The primary difference between those cases and the other Sensors is that the
sensors I've seen (EMR Job Flow, S3 Key) don't do anything _other_ than the
sensing task, where as the tasks you linked to also perform some other action;
it's just that they wait until that operation is complete before returning.
Additionally my understanding is that there Sensor's are just a API/python
class-level convention that don't make any difference to the scheduler, i.e.
this is what the BaseSensor class does:
def execute(self, context):
started_at = datetime.now()
while not self.poke(context):
if (datetime.now() - started_at).total_seconds() > self.timeout:
if self.soft_fail:
raise AirflowSkipException('Snap. Time is OUT.')
else:
raise AirflowSensorTimeout('Snap. Time is OUT.')
sleep(self.poke_interval)
logging.info("Success criteria met. Exiting.")

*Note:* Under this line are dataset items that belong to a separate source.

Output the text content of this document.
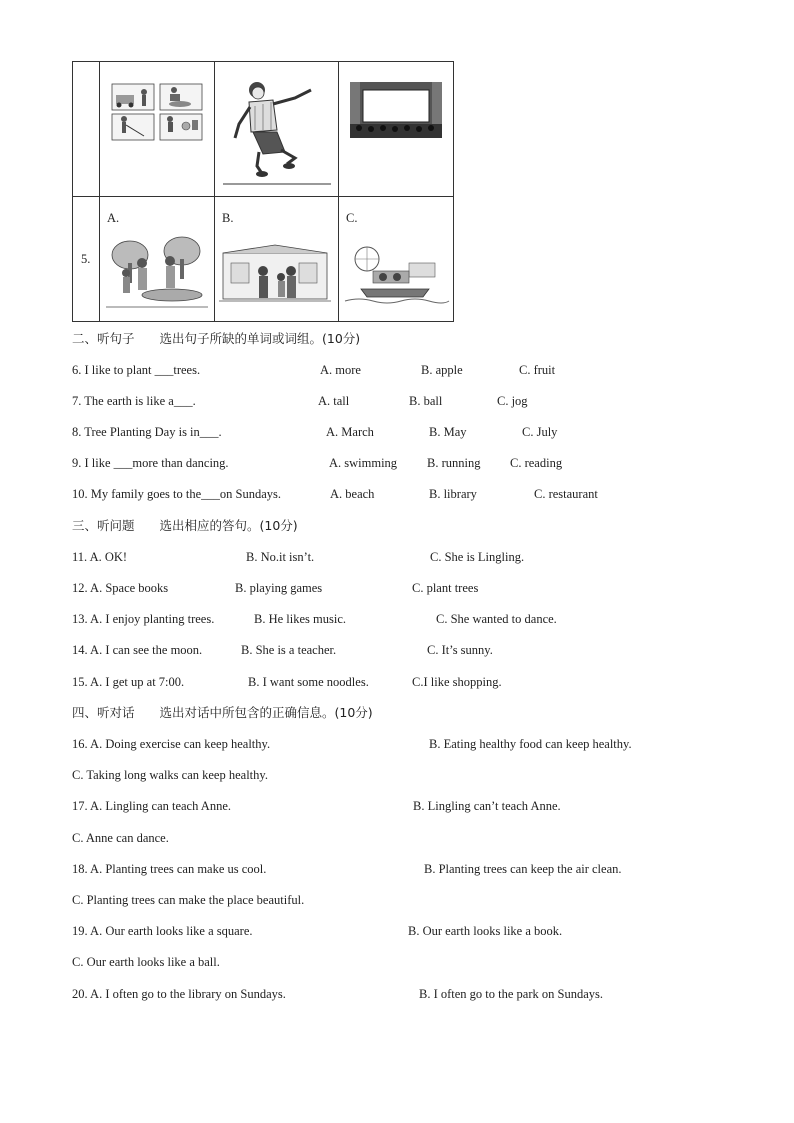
5.	A.	B.	C.
二、听句子　　选出句子所缺的单词或词组。(10分)
6. I like to plant ___trees.	A. more	B. apple	C. fruit
7. The earth is like a___.	A. tall	B. ball	C. jog
8. Tree Planting Day is in___.	A. March	B. May	C. July
9. I like ___more than dancing.	A. swimming B. running C. reading
10. My family goes to the___on Sundays.	A. beach	B. library	C. restaurant
三、听问题　　选出相应的答句。(10分)
11. A. OK!	B. No.it isn’t.	C. She is Lingling.
12. A. Space books	B. playing games	C. plant trees
13. A. I enjoy planting trees.	B. He likes music.	C. She wanted to dance.
14. A. I can see the moon.	B. She is a teacher.	C. It’s sunny.
15. A. I get up at 7:00.	B. I want some noodles.	C.I like shopping.
四、听对话　　选出对话中所包含的正确信息。(10分)
16. A. Doing exercise can keep healthy.	B. Eating healthy food can keep healthy.
C. Taking long walks can keep healthy.
17. A. Lingling can teach Anne.	B. Lingling can’t teach Anne.
C. Anne can dance.
18. A. Planting trees can make us cool.	B. Planting trees can keep the air clean.
C. Planting trees can make the place beautiful.
19. A. Our earth looks like a square.	B. Our earth looks like a book.
C. Our earth looks like a ball.
20. A. I often go to the library on Sundays.	B. I often go to the park on Sundays.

i.e. there's not much difference in effect from an operator that loops and
sleeps itself to one which is a Sensor.
-ash
> On 5 Sep 2017, at 16:14, Richard Baron Penman <[email protected]> wrote:
>
> Hello,
>
> I noticed some operators in contrib (ECS, databricks, dataproc) submit
> their task and then poll until complete:
> https://github.com/apache/incubator-airflow/blob/master/airflow/contrib/operators/ecs_operator.py
> https://github.com/apache/incubator-airflow/blob/master/airflow/contrib/operators/databricks_operator.py
> https://github.com/apache/incubator-airflow/blob/master/airflow/contrib/operators/dataproc_operator.py
>
> Would they be better designed as Sensors?
>
> I ask because I wrote a Sensor for an API and wondering whether there was
> an advantage to the Operator polling approach.
>
> Richard